Maybe the population is just, on average, smarter than others. I've heard it argued that most people in Europe during the 16th to 19th centuries lived in abject poverty, but only a subset of them had the balls to walk away from everything they knew, get on a ship to an unknown land, and hope it all turned out alright. Maybe these particular qualities are more prevalent in the US for that reason.
Also, like Australia, the US is tremendously lucky. A relatively small population (for the size of the place) surrounded by vast resources. It must have been easy to generate wealth, and with a small population to share it over, everyone gets rich. Look at Australia: 27 million people sharing a continent bigger than Europe. Dig up some coal and minerals, sell it to the Chinese, and we're all living like royalty.
Something special happened in America after WW2. Their aerospace industry went supernova and achieved some truly astonishing things. Just
ten years after the end of WW2, and just
two years after being proposed, Lockheed was flying the U2 at 70,000 feet.
A mere 7 more years passed before the A12 took to the air, and two years after that the Lockheed SR-71 Blackbird began flying. Nineteen years after WW2 the Americans had produced the fastest ever operational aircraft in the world, and the highest. It cruised at Mach 3.2 - faster than any other aircraft could sprint - at an altitude of 85,000 feet. It was astonishing, magnificent, extraordinary, glorious, and we're still in 1964! Several crashed in service or testing, but not one was ever lost to enemy action. It's worth pointing out that - prototypes aside - no operational aircraft has matched or exceeded the altitude and speed records set in the 1960s by the Blackbird. What an amazing achievement.

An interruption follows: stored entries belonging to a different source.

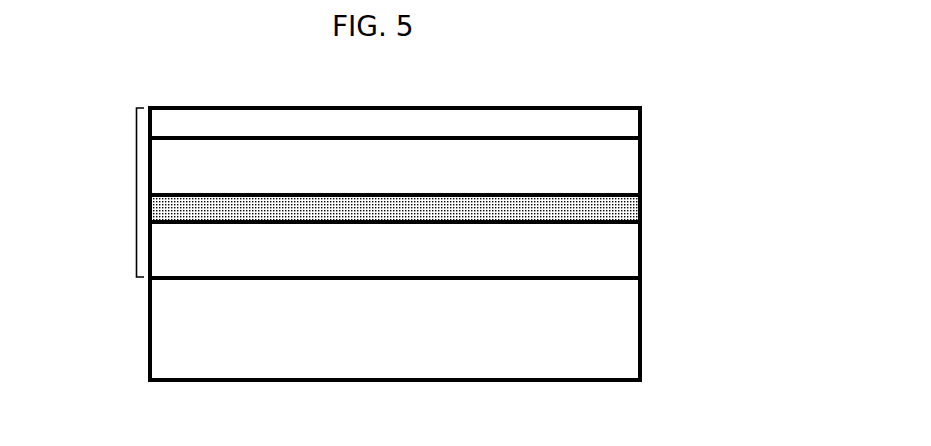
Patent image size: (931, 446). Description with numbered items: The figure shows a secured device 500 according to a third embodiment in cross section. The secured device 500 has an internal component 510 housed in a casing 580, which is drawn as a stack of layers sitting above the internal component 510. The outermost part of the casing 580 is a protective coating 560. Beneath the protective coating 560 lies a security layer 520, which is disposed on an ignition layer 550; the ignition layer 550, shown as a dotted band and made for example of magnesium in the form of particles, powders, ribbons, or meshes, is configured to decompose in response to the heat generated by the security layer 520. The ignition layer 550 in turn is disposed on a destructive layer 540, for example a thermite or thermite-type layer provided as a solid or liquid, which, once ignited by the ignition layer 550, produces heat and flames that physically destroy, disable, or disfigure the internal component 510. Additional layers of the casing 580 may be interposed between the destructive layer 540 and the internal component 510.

The secured device 500 is at (65, 72).
The internal component 510 is at (395, 329).
The security layer 520 is at (613, 166).
The destructive layer 540 is at (616, 257).
The ignition layer 550 is at (618, 212).
The protective coating 560 is at (613, 127).
The casing 580 is at (136, 193).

And of course there's the other thing: the Apollo programme. In less than a decade the US went from a statement of intent to placing a human on the moon and bringing them back again. Wow.
So the US had one hell of a technological golden age in the decades after WW2. It was more than just unlimited money. There must have been something special going on - a culture of "can do" like we haven't seen before.
I don't know exactly what, or why, it happened. But it was a hell of a thing. As it happens I think the US has peaked already and is now on the way down. My own country - the UK - peaked about about a hundred years earlier and remains about a century ahead of the US in its downward curve. America is still riding high on that extraordinary wave of achievement, and that is why it provides all the critical electronic design knowledge in the world.
Except it isn't really "all" about the US. Widening the remit to include technology in general, we have: graphene* (UK), Maglev trains (UK, then Japan), 5G (China, South Korea), World Wide Web (CERN), lithium ion batteries (Japan), digital photography (Japan).
*Graphene: a solution looking for a problem for the past 20 years.